Paul
Goble
Staunton, December 24 – To rescue
the Volga River, Russia’s chief internal waterway from dying from pollution that
means ever fewer people can use its water and increasing siltification which
means ever fewer boats and barges can ply it will cost on the order of 200 billion
rubles (3.3 billion US dollars), experts say.
And such a project may lack of
glamour of Putin’s giant projects like the bridge to Crimea, it must be carried
out now because otherwise the lives of the 60 million Russians who live in its
watershed and the Russian economy as a whole will be adversely affected as half
of the country’s industrial production
occurs along its banks (mk.ru/ecology/2019/12/24/reanimaciya-volgi-eksperty-oboznachili-zadachi-kotorye-pomogut-im-vosstanovit-ekosistemu-reki.html).
At present, addressing the problems
of the 3350-kilometer-long Volga is one of 11 ecological national
projects. At present, 38 percent of all
untreated wastes in the Russian Federation, seriously harming the river. Under
the project’s terms, that share is to fall by 70 percent over the next four
years.
Unless that is done, the Volga will
die and it will further destroy the White Sea into which it flows. That body of
water is now “a cemetery for wastes formed by a former chemical plant,”
officials say; but saving it will be hard because the problem is so “colossal.”
Russians want clean air and clean
water, polls show, but these come at a price. Water expert Elena Dovlatova
points out that most of the 1166 water treatment plants along the Volga are out
of date and must be significantly modified or even replaced completely, requiring
money from the federal government, the regions, and banks.

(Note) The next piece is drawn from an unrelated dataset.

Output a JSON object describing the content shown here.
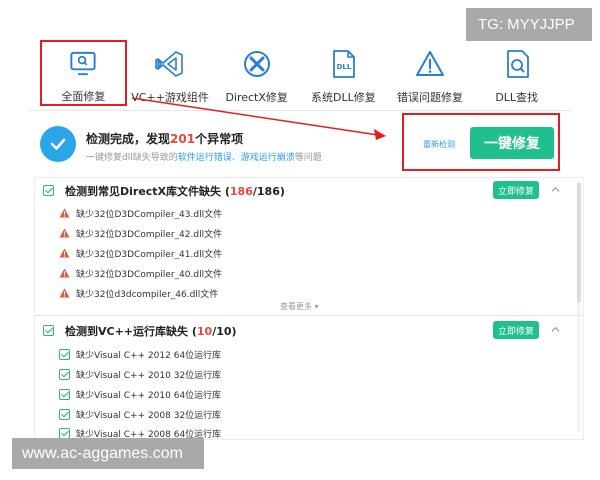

The last will help but only if the
projects offer them attractive terms, she says.
Because of the contamination, many
kinds of fish have already disappeared; and others like the beluga are at the
brink of extinction. Siltification is a serious problem, as is the raising of
ships which have sunk in the river in the past. Doing that, the experts say, is
no easy task either and requires careful planning.
While sunken vessels both
contaminate the water and promote the silting up of channels, they also now
serve as habitats for wildlife. Simply pulling them up, however sensible that
sounds, may end by making the problems of the Volga still worse.